Burns Supper
24 January 2011

The Anstruther Rotary Club’s meeting on January 24th at the Craw’s Nest Hotel was its annual Burns supper, where members and guests enjoyed a meal of haggis, neeps and tatties, followed by superb entertainment celebrating the work of the great poet.

John Mitchell piped in the haggis.  senior vice-president Derek Mathie took the chair, and then president John Wood provided an excellent address ‘To a Haggis’. This was followed, after the meal, by The Immortal Memory presented by club member Andrew Lindsay. Andrew convincingly argued that through his writing one really gets to know Burns as a person. Also, as well as giving Scots pride in their language, Burns celebrated fundamental human values, concerning goodwill, friendship, shared responsibility and truth.

Ian Brunton then followed with The Toast to the Lassies, which had some interesting points about the teasing relationship between men and women, and also about the different types of women in Burns’ life; there were also a large number of irreverent jokes in Ian’s affectionate, but slightly insulting speech. Councillor Elizabeth Riches had the somewhat daunting task of replying to this, but she rose splendidly to the challenge, with her theme of ‘What exactly are Laddies for’?  Fortunately she was able to find one or two positive answers to this extremely difficult question.
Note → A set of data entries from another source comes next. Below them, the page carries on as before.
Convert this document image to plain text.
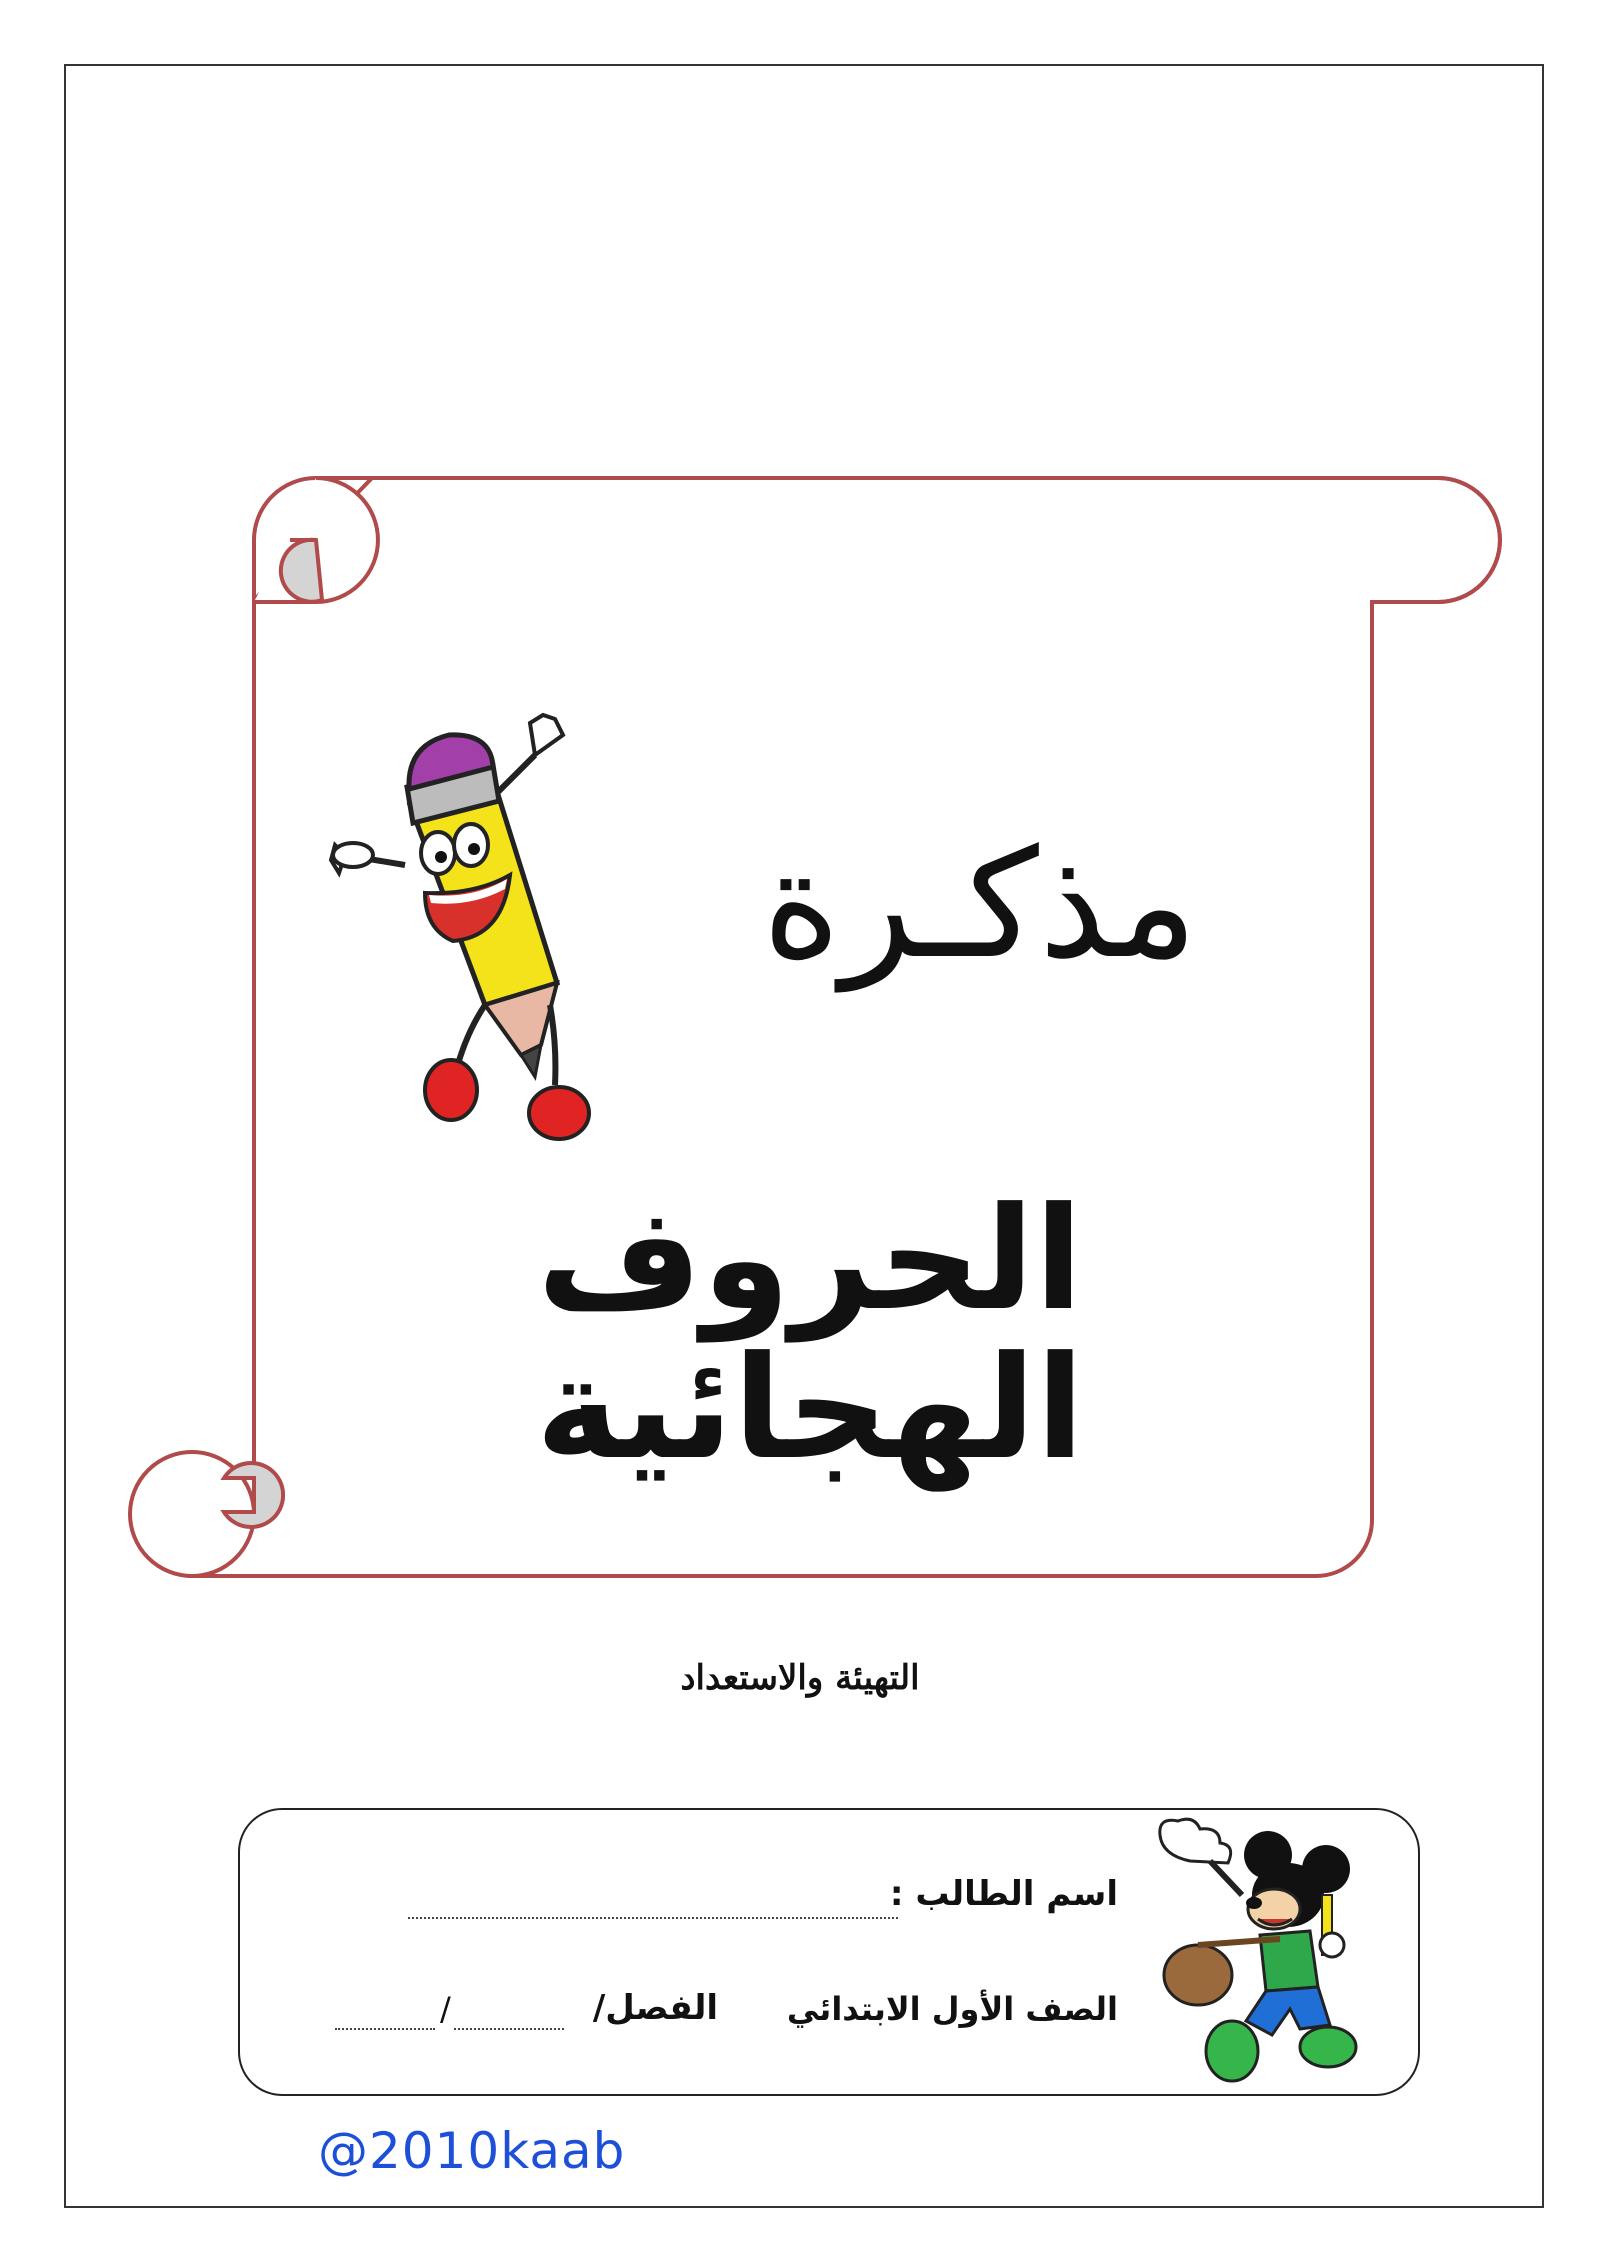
مذكـرة
الحروف الهجائية
التهيئة والاستعداد
اسم الطالب :
الصف الأول الابتدائي
الفصل/
/
@2010kaab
Club members then read some of Burns’ better known poems. Graham Meacher gave an eloquent rendition of ‘Holy Willie’s Prayer’; John O’Neill appropriately read the ‘Address to the Toothache’; Alastair Graham presented ‘To a Mouse’; and Bill Henderson, with great passion, ‘A Man’s a Man for a’ That’. In between, club member Roderick Skinner, drawing on the fact that Burns was a ploughman’s poet, presented his own hilarious poem, in Burns’ style, about the contrast between the agriculture of present-day times and the agriculture of Burns’ day.

And finally club members were privileged to hear Tam o’ Shanter in a brilliant rendition by guest Peter Peddie. Derek Mathie then proposed the vote of thanks, which included an appreciation of club member Jim Braid, the organisational brains behind a very successful evening.